Размер шрифта
-
+

Водоворот - стр. 4

Когда ее накрыло, она была в нескольких точках сразу. Тело Су-Хон пребывало в полной безопасности у нее дома, в Биллингсе, за тысячу километров от разрушений. Чувства парили в четырех метрах над останками гонкуверского моста на Грэнвилль-стрит, угнездившись в летающем синем панцире, напоминающем муху-падальщика с полметра длиной. А разум так вообще витал где-то далеко, вел базовые подсчеты, сводил в группы разные куски тел.

По какой-то причине ее тревожил запах разложения. Перро нахмурилась: обычно столь сильной щепетильностью она не отличалась. Не могла себе такого позволить – нынешнее количество трупов покажется ничтожным по сравнению с тем, что наделает холера, если все мясо не убрать к концу недели. Она приглушила канал, хотя усиление обоняния считалось предпочтительным методом для поиска биологических материалов, заваленных обломками.

Но теперь начала раздражать и картинка, а вот почему, Су-Хон сказать не могла. Она все видела в инфракрасном свете на случай, если некоторые тела еще были теплыми – черт побери, там кто-то мог даже выжить, – но от неестественного цвета крутило желудок. Перро перебрала весь спектр, от глубоко инфракрасного до рентгеновских лучей, и в конце концов остановилась на старом добром электромагнитном излучении. Немного помогло. Правда, теперь она смотрела на мир чуть ли не как обыкновенный человек, а это сказывалось на рабочих показателях.

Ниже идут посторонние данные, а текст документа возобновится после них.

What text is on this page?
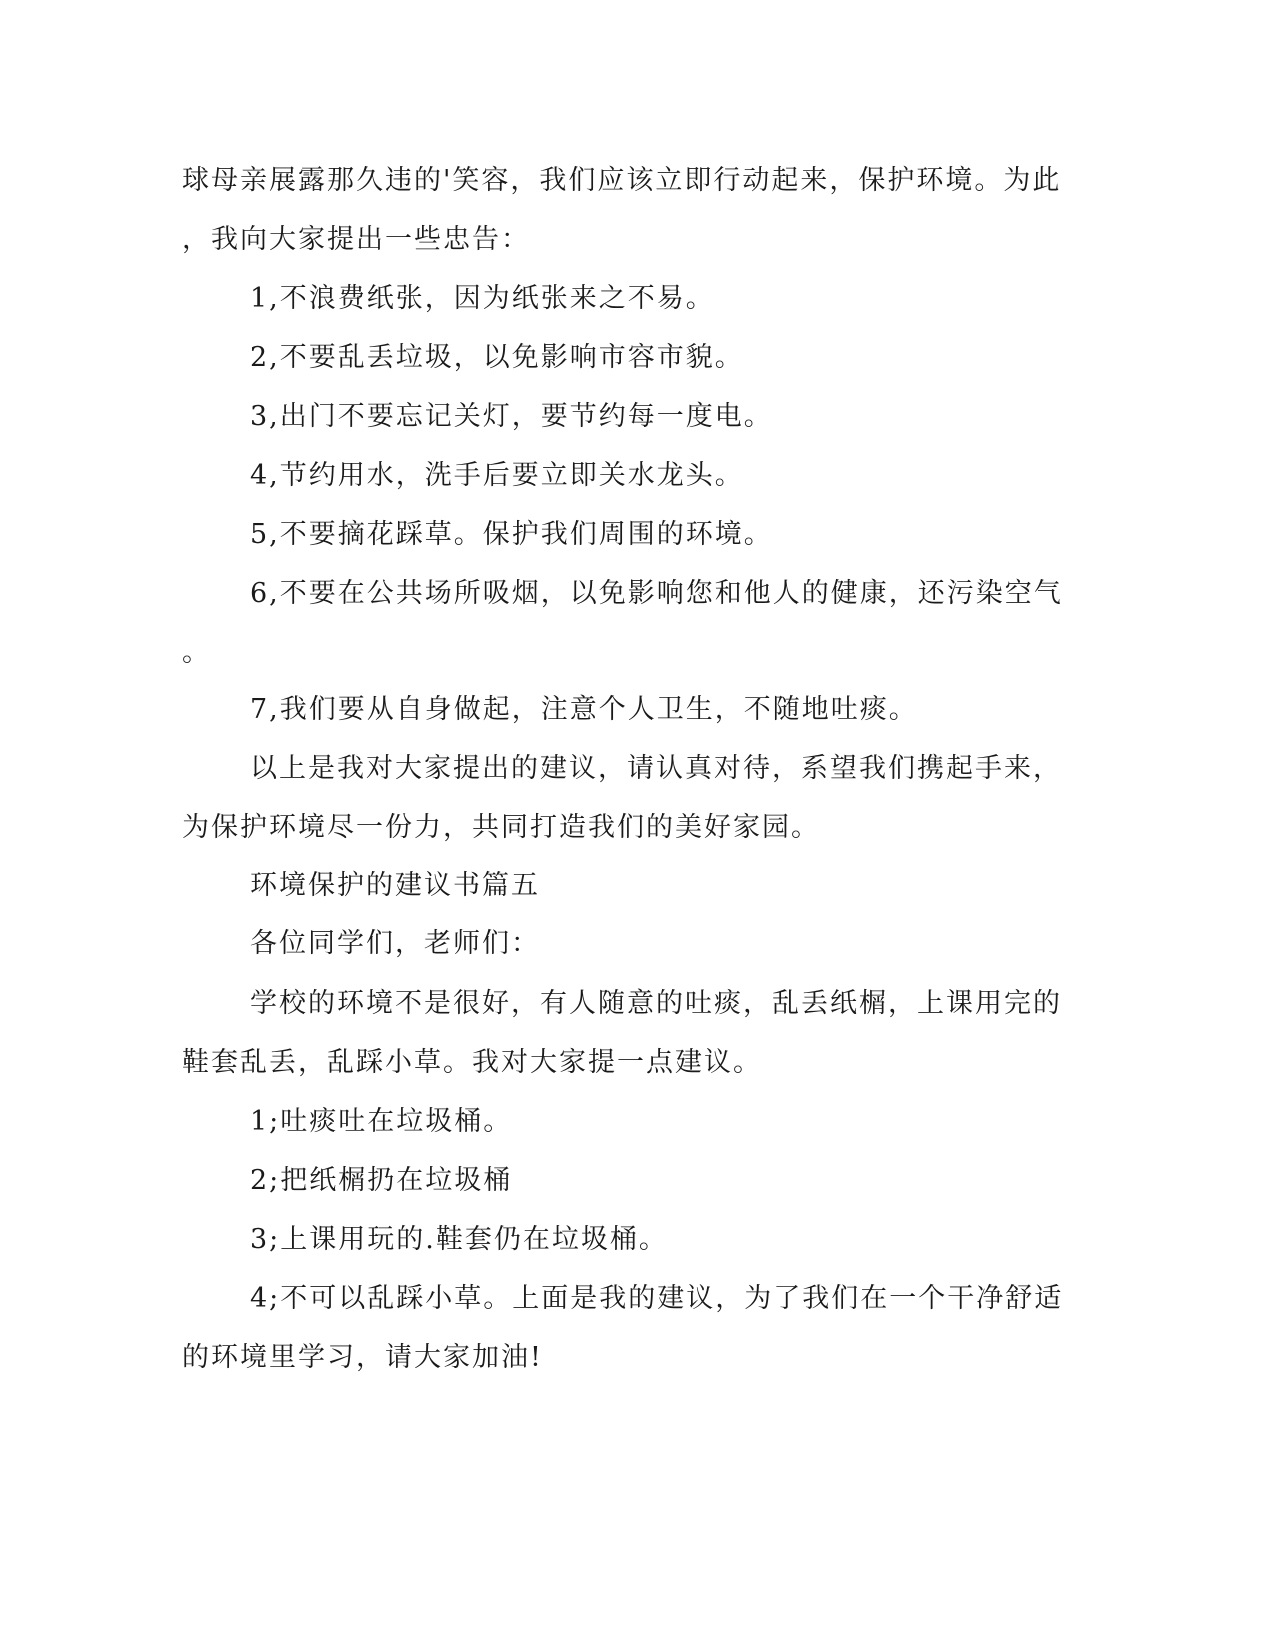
球母亲展露那久违的'笑容，我们应该立即行动起来，保护环境。为此
，我向大家提出一些忠告：
1,不浪费纸张，因为纸张来之不易。
2,不要乱丢垃圾，以免影响市容市貌。
3,出门不要忘记关灯，要节约每一度电。
4,节约用水，洗手后要立即关水龙头。
5,不要摘花踩草。保护我们周围的环境。
6,不要在公共场所吸烟，以免影响您和他人的健康，还污染空气
。
7,我们要从自身做起，注意个人卫生，不随地吐痰。
以上是我对大家提出的建议，请认真对待，系望我们携起手来，
为保护环境尽一份力，共同打造我们的美好家园。
环境保护的建议书篇五
各位同学们，老师们：
学校的环境不是很好，有人随意的吐痰，乱丢纸榍，上课用完的
鞋套乱丢，乱踩小草。我对大家提一点建议。
1;吐痰吐在垃圾桶。
2;把纸榍扔在垃圾桶
3;上课用玩的.鞋套仍在垃圾桶。
4;不可以乱踩小草。上面是我的建议，为了我们在一个干净舒适
的环境里学习，请大家加油!
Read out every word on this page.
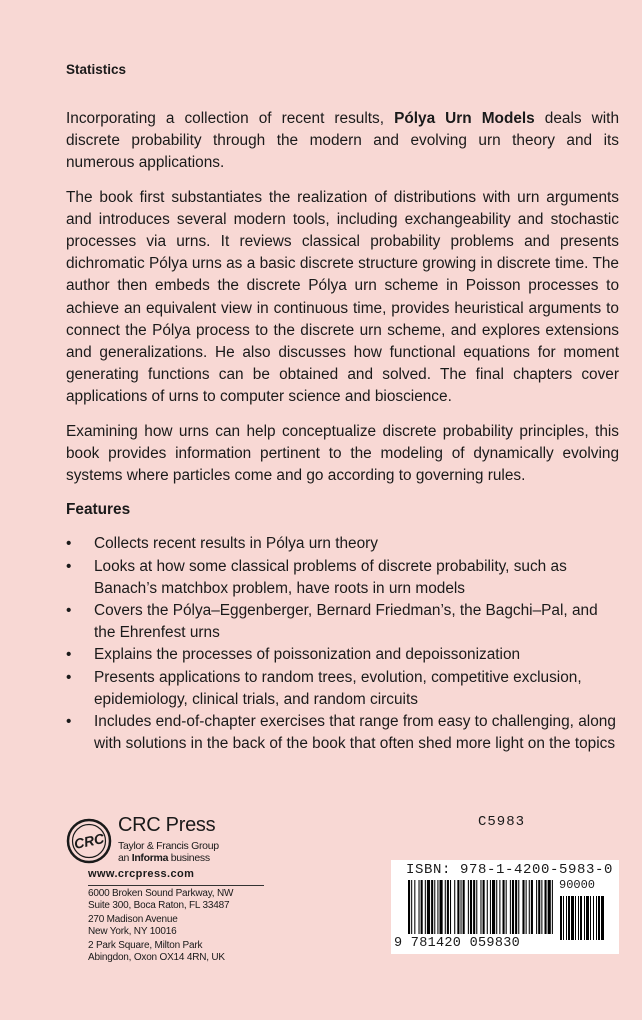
Statistics

Incorporating a collection of recent results, Pólya Urn Models deals with discrete probability through the modern and evolving urn theory and its numerous applications.

The book first substantiates the realization of distributions with urn arguments and introduces several modern tools, including exchangeability and stochastic processes via urns. It reviews classical probability problems and presents dichromatic Pólya urns as a basic discrete structure growing in discrete time. The author then embeds the discrete Pólya urn scheme in Poisson processes to achieve an equivalent view in continuous time, provides heuristical arguments to connect the Pólya process to the discrete urn scheme, and explores extensions and generalizations. He also discusses how functional equations for moment generating functions can be obtained and solved. The final chapters cover applications of urns to computer science and bioscience.

Examining how urns can help conceptualize discrete probability principles, this book provides information pertinent to the modeling of dynamically evolving systems where particles come and go according to governing rules.

Features

• Collects recent results in Pólya urn theory
• Looks at how some classical problems of discrete probability, such as Banach’s matchbox problem, have roots in urn models
• Covers the Pólya–Eggenberger, Bernard Friedman’s, the Bagchi–Pal, and the Ehrenfest urns
• Explains the processes of poissonization and depoissonization
• Presents applications to random trees, evolution, competitive exclusion, epidemiology, clinical trials, and random circuits
• Includes end-of-chapter exercises that range from easy to challenging, along with solutions in the back of the book that often shed more light on the topics
CRC
CRC Press
Taylor & Francis Group
an Informa business
www.crcpress.com
6000 Broken Sound Parkway, NW
Suite 300, Boca Raton, FL 33487
270 Madison Avenue
New York, NY 10016
2 Park Square, Milton Park
Abingdon, Oxon OX14 4RN, UK
C5983
ISBN: 978-1-4200-5983-0
90000
9 781420 059830
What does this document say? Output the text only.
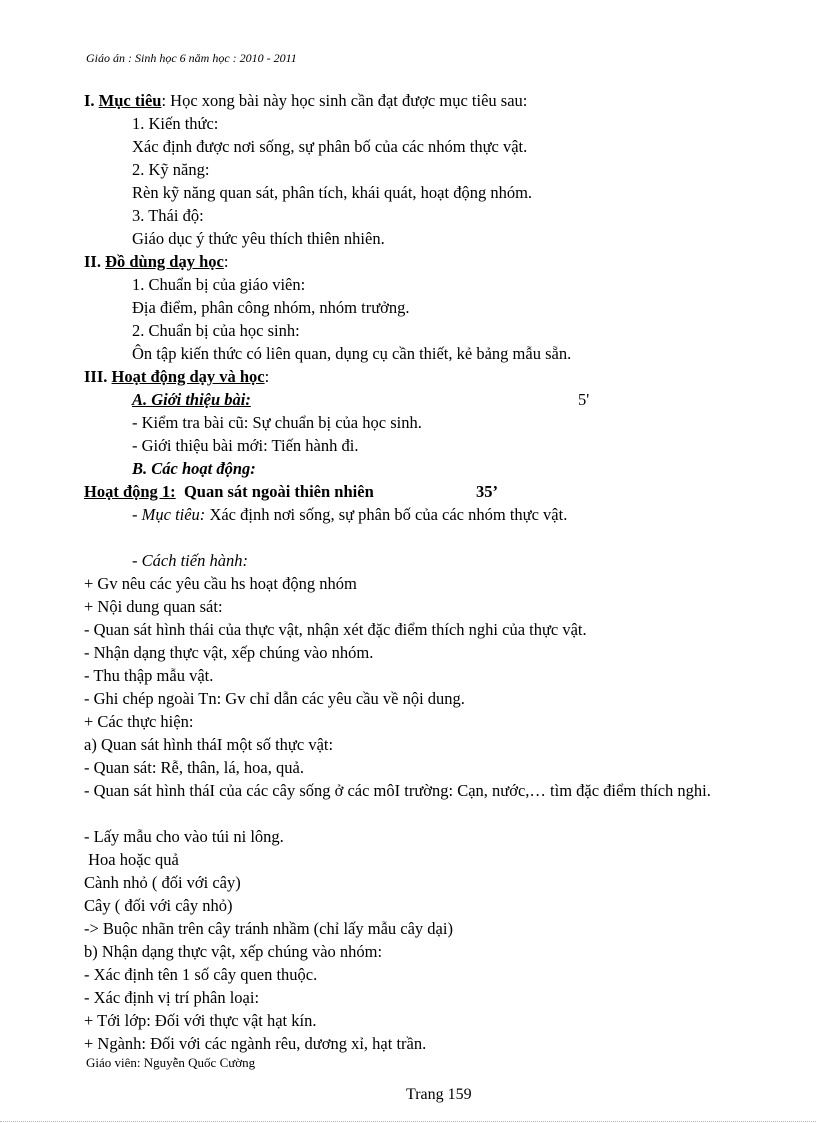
Giáo án : Sinh học 6 năm học : 2010 - 2011
I. Mục tiêu: Học xong bài này học sinh cần đạt được mục tiêu sau:
1. Kiến thức:
Xác định được nơi sống, sự phân bố của các nhóm thực vật.
2. Kỹ năng:
Rèn kỹ năng quan sát, phân tích, khái quát, hoạt động nhóm.
3. Thái độ:
Giáo dục ý thức yêu thích thiên nhiên.
II. Đồ dùng dạy học:
1. Chuẩn bị của giáo viên:
Địa điểm, phân công nhóm, nhóm trưởng.
2. Chuẩn bị của học sinh:
Ôn tập kiến thức có liên quan, dụng cụ cần thiết, kẻ bảng mẫu sẵn.
III. Hoạt động dạy và học:
A. Giới thiệu bài:	5'
- Kiểm tra bài cũ: Sự chuẩn bị của học sinh.
- Giới thiệu bài mới: Tiến hành đi.
B. Các hoạt động:
Hoạt động 1:  Quan sát ngoài thiên nhiên	35’
- Mục tiêu: Xác định nơi sống, sự phân bố của các nhóm thực vật.
- Cách tiến hành:
+ Gv nêu các yêu cầu hs hoạt động nhóm
+ Nội dung quan sát:
- Quan sát hình thái của thực vật, nhận xét đặc điểm thích nghi của thực vật.
- Nhận dạng thực vật, xếp chúng vào nhóm.
- Thu thập mẫu vật.
- Ghi chép ngoài Tn: Gv chỉ dẫn các yêu cầu về nội dung.
+ Các thực hiện:
a) Quan sát hình tháI một số thực vật:
- Quan sát: Rễ, thân, lá, hoa, quả.
- Quan sát hình tháI của các cây sống ở các môI trường: Cạn, nước,… tìm đặc điểm thích nghi.
- Lấy mẫu cho vào túi ni lông.
Hoa hoặc quả
Cành nhỏ ( đối với cây)
Cây ( đối với cây nhỏ)
-> Buộc nhãn trên cây tránh nhầm (chỉ lấy mẫu cây dại)
b) Nhận dạng thực vật, xếp chúng vào nhóm:
- Xác định tên 1 số cây quen thuộc.
- Xác định vị trí phân loại:
+ Tới lớp: Đối với thực vật hạt kín.
+ Ngành: Đối với các ngành rêu, dương xỉ, hạt trần.
Giáo viên: Nguyễn Quốc Cường
Trang 159
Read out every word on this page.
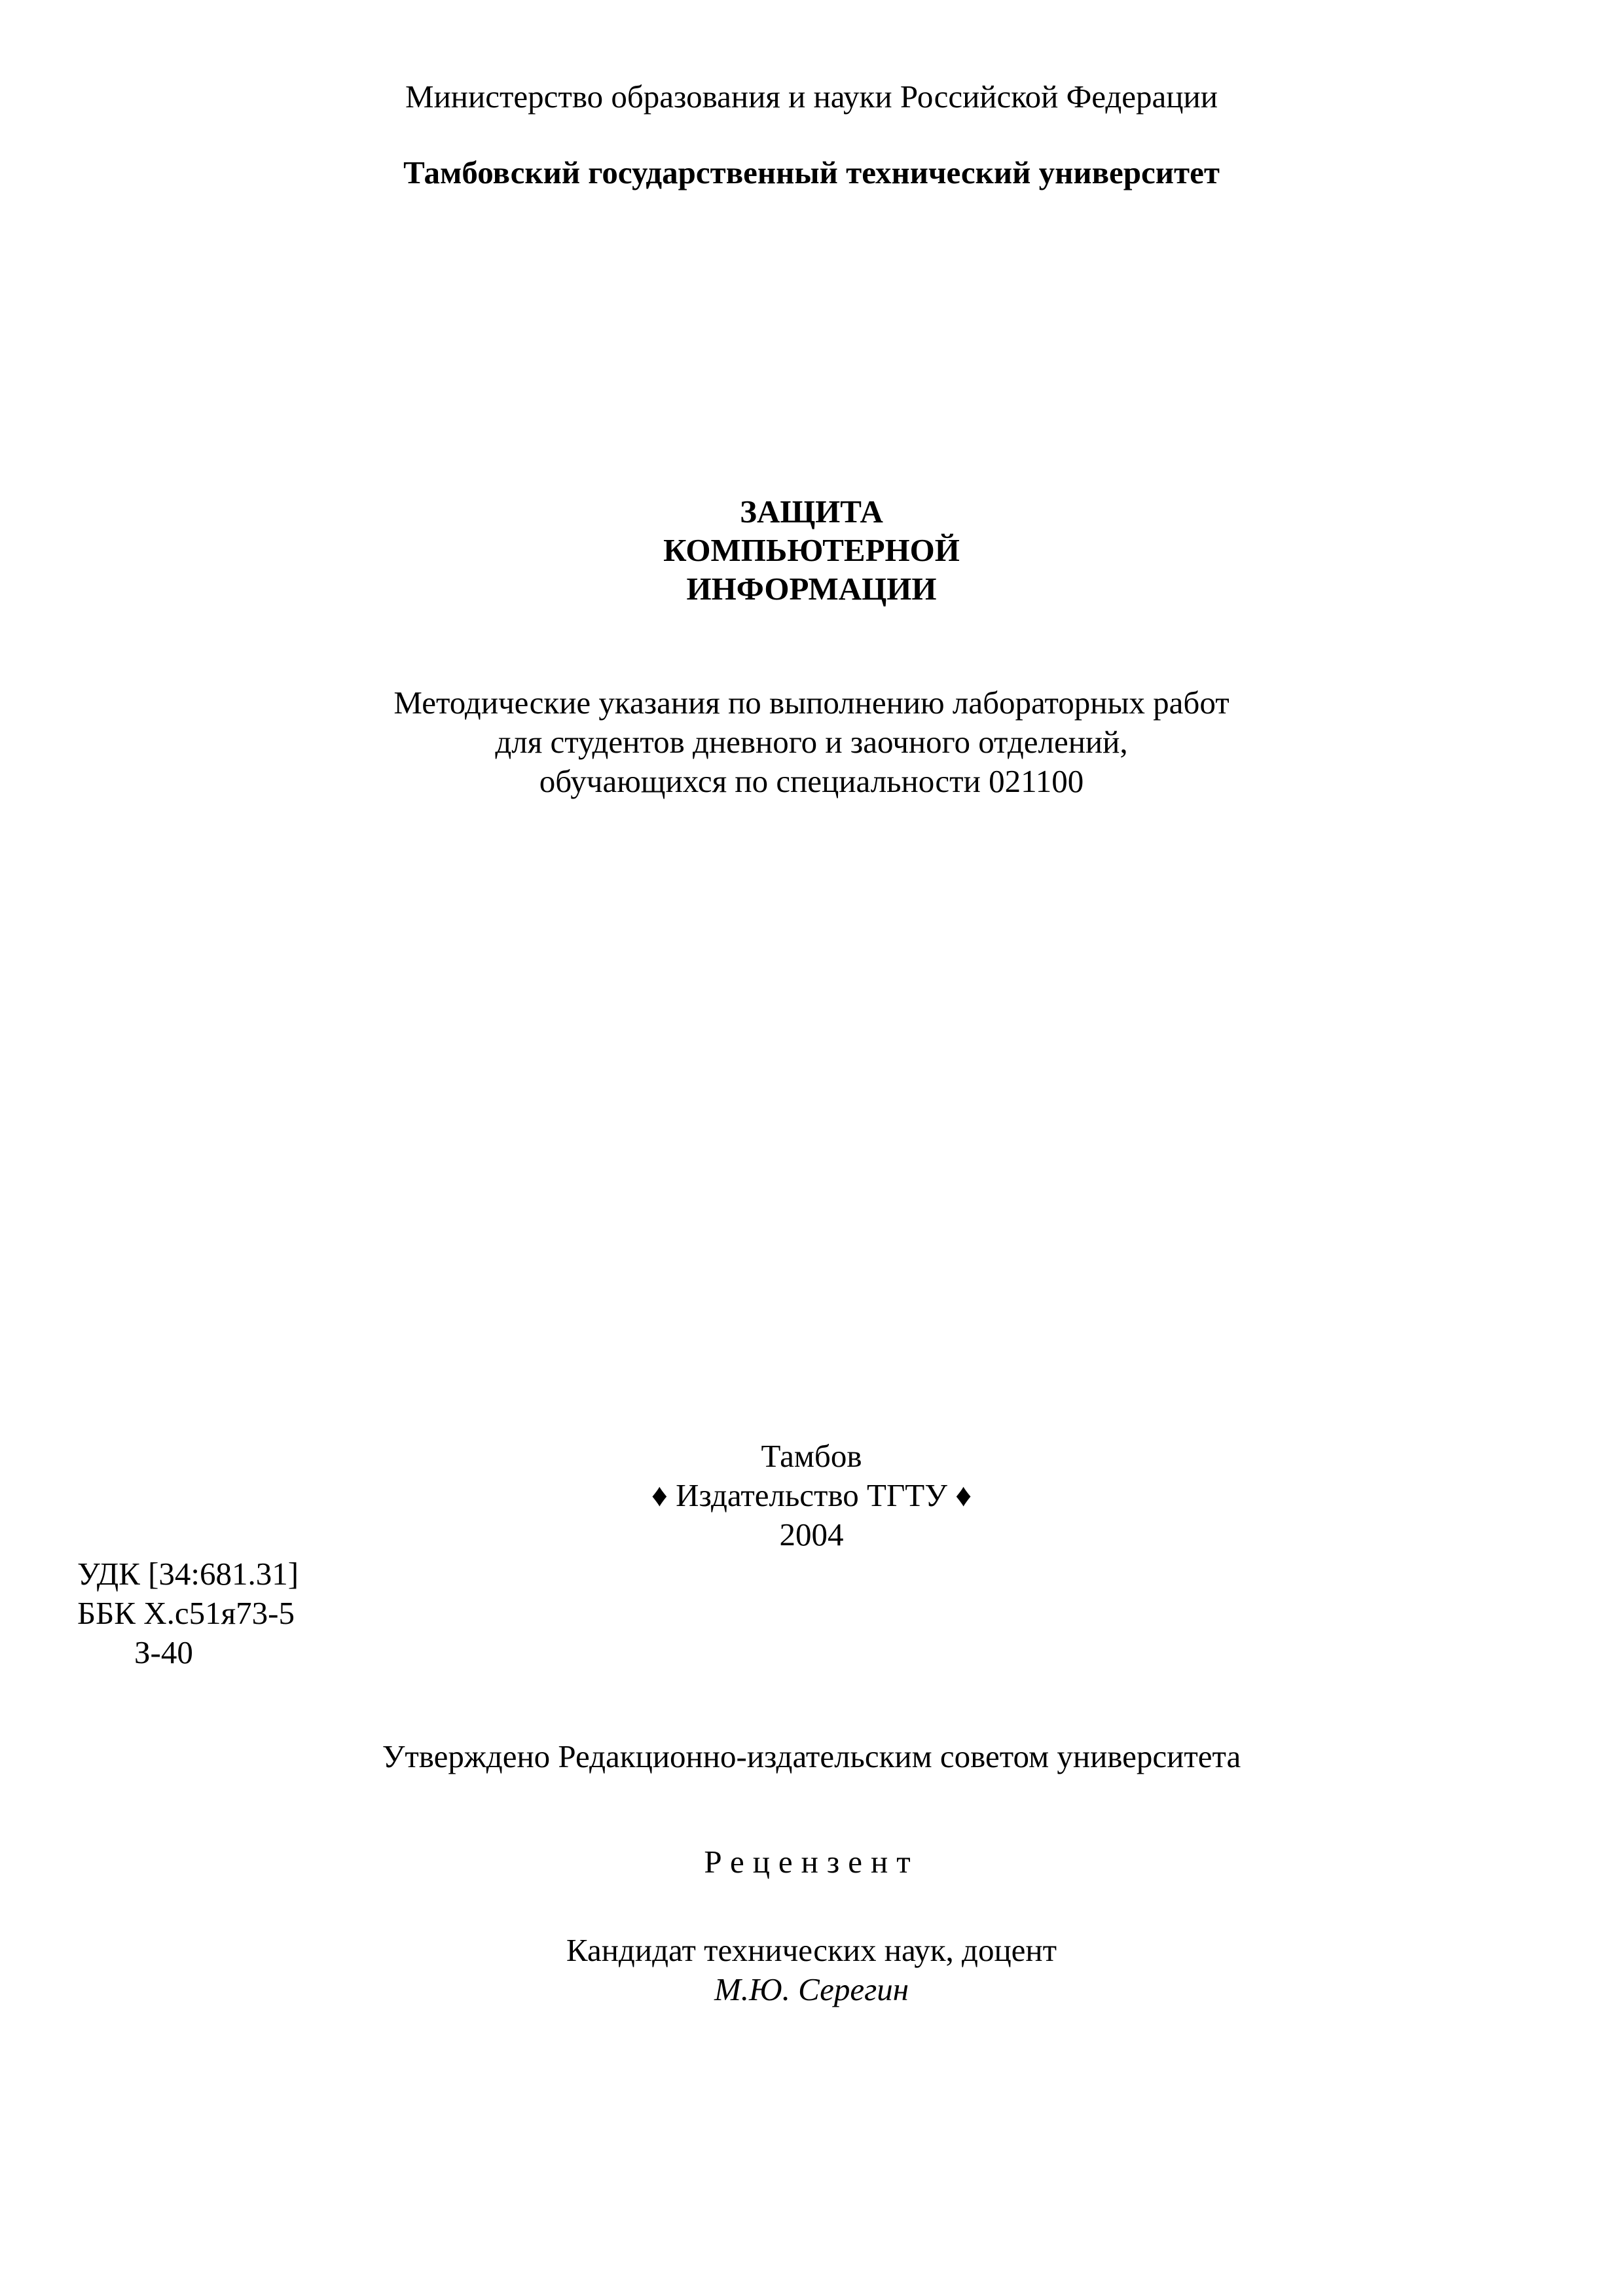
Министерство образования и науки Российской Федерации
Тамбовский государственный технический университет
ЗАЩИТА
КОМПЬЮТЕРНОЙ
ИНФОРМАЦИИ
Методические указания по выполнению лабораторных работ
для студентов дневного и заочного отделений,
обучающихся по специальности 021100
Тамбов
♦ Издательство ТГТУ ♦
2004
УДК [34:681.31]
ББК Х.с51я73-5
З-40
Утверждено Редакционно-издательским советом университета
Рецензент
Кандидат технических наук, доцент
М.Ю. Серегин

«И эти поганые чайки. Бог ты мой, да из-за их ора ничего не слышно».

Она ненавидела чаек. Птиц нельзя было заткнуть. Они всегда скапливались в таких местах, а когда ели, устраивали настоящие оргии, которые отпугнули бы даже акул. На другой стороне Фолс-Крик, например, тела лежали таким плотным слоем, что эти твари стали разборчивыми. Выклевывали только глаза, остальное отдавали на откуп червям. Перро не видела ничего подобного с Тонкинского разлива пять лет назад.

Тонкин. Воспоминания о нем некстати бурлили в подсознании, отвлекали от дела картинами бойни пятилетней давности.

«Сосредоточься», – приказала себе Су-Хон.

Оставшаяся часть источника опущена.